You can see how Audi has distilled once-separate elements of design into single concentrates. The fuel gauge and water temperature gauges now form part of the arc of the revcounter and speedometer respectively. The MMI control system for navigation (if fitted), media, radio and information systems has boiled down to one rotary knob and two switches. All the ventilation controls are laid out in a single line. In terms of pure ergonomic efficiency, it’s something of a landmark.
But in terms of providing occupants with surprise and delight features to brighten up your journey, it would score a big, fat zero were it not saved by the way the colour display screen disappears into the dash when not in use. That aside, this interior is as straight-laced as the UN Security Council Christmas party.
Never do you feel this more than when sitting in the back. You might think there would be space to spare here, but you’d be wrong; headroom is limited and kneeroom merely adequate, despite that extra 35mm of metal between the wheels.
The seat is comfortable, but the view out is unrelieved and grey. As for the boot, it’s well shaped and easily accessed, and while it offers a pretty paltry extra 15 litres of space over the three-door A3 with the seats up, fully folded there’s an extremely useful additional 120 litres of room for your clobber.
PERFORMANCE
It’s hard not to conclude that the 2.0 TDI is the engine with it all: extremely strong performance coupled with exceptional fuel consumption and correspondingly low CO2. Compared with the 1.6 diesel, it’s over 20 per cent quicker to 62 mph but not even 10 per cent less economical.
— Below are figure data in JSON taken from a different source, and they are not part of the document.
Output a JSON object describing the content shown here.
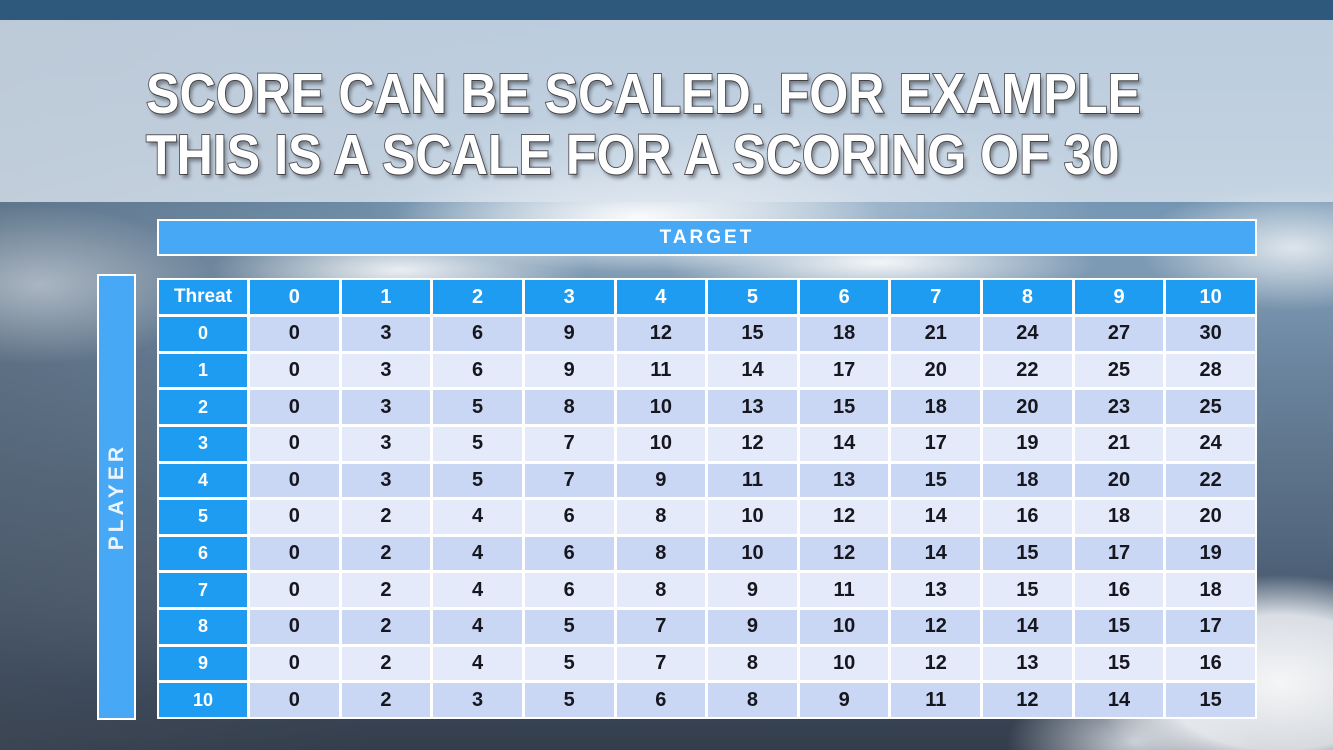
{
  "slide": {
    "title_line1": "SCORE CAN BE SCALED. FOR EXAMPLE",
    "title_line2": "THIS IS A SCALE FOR A SCORING OF 30"
  },
  "matrix": {
    "target_label": "TARGET",
    "player_label": "PLAYER",
    "corner_label": "Threat",
    "column_headers": [
      "0",
      "1",
      "2",
      "3",
      "4",
      "5",
      "6",
      "7",
      "8",
      "9",
      "10"
    ],
    "rows": [
      {
        "header": "0",
        "values": [
          0,
          3,
          6,
          9,
          12,
          15,
          18,
          21,
          24,
          27,
          30
        ]
      },
      {
        "header": "1",
        "values": [
          0,
          3,
          6,
          9,
          11,
          14,
          17,
          20,
          22,
          25,
          28
        ]
      },
      {
        "header": "2",
        "values": [
          0,
          3,
          5,
          8,
          10,
          13,
          15,
          18,
          20,
          23,
          25
        ]
      },
      {
        "header": "3",
        "values": [
          0,
          3,
          5,
          7,
          10,
          12,
          14,
          17,
          19,
          21,
          24
        ]
      },
      {
        "header": "4",
        "values": [
          0,
          3,
          5,
          7,
          9,
          11,
          13,
          15,
          18,
          20,
          22
        ]
      },
      {
        "header": "5",
        "values": [
          0,
          2,
          4,
          6,
          8,
          10,
          12,
          14,
          16,
          18,
          20
        ]
      },
      {
        "header": "6",
        "values": [
          0,
          2,
          4,
          6,
          8,
          10,
          12,
          14,
          15,
          17,
          19
        ]
      },
      {
        "header": "7",
        "values": [
          0,
          2,
          4,
          6,
          8,
          9,
          11,
          13,
          15,
          16,
          18
        ]
      },
      {
        "header": "8",
        "values": [
          0,
          2,
          4,
          5,
          7,
          9,
          10,
          12,
          14,
          15,
          17
        ]
      },
      {
        "header": "9",
        "values": [
          0,
          2,
          4,
          5,
          7,
          8,
          10,
          12,
          13,
          15,
          16
        ]
      },
      {
        "header": "10",
        "values": [
          0,
          2,
          3,
          5,
          6,
          8,
          9,
          11,
          12,
          14,
          15
        ]
      }
    ]
  },
  "colors": {
    "header_blue": "#1e9cf2",
    "bar_blue": "#47a8f5",
    "top_strip_blue": "#2e597c",
    "row_dark": "#cad7f4",
    "row_light": "#e4eafa",
    "title_text": "#ffffff",
    "title_outline": "#56565a"
  }
}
What the figures won’t describe is the mid-range torque of the big diesel, or how quiet it is at cruising speeds. The size of its all-round performance envelope makes it quite clearly the engine to have – provided, of course, you can afford the substantial premium charged for it.
The good news for those who can’t or won’t is that the 1.4-litre petrol motor in the cheapest Sportback is no kind of poor relation at all. Its 120bhp may sound a rather mean amount of power for such a car, but the figure reveals nothing about how that power is delivered.
First, the engine is startlingly smooth and quiet, enough to make the diesel feel quite unrefined under strong acceleration. It is also exceptionally flexible, providing maximum torque at just 1400rpm, lower than either diesel variant, and capable of maintaining it all the way to 4000rpm. This means it can maintain peak torque over a band 2600rpm wide; true, the 2.0 TDI engine has far more torque, but it can maintain it for less than half the range.
The bottom line is that, whichever of the two core engines you choose, you are unlikely to regret it, as long as it is appropriate to your circumstances. Likewise the transmissions; both the six-speed manual and seven-speed dual-clutch automatic gearboxes are excellent and provide broadly similar performance and economy in most variants.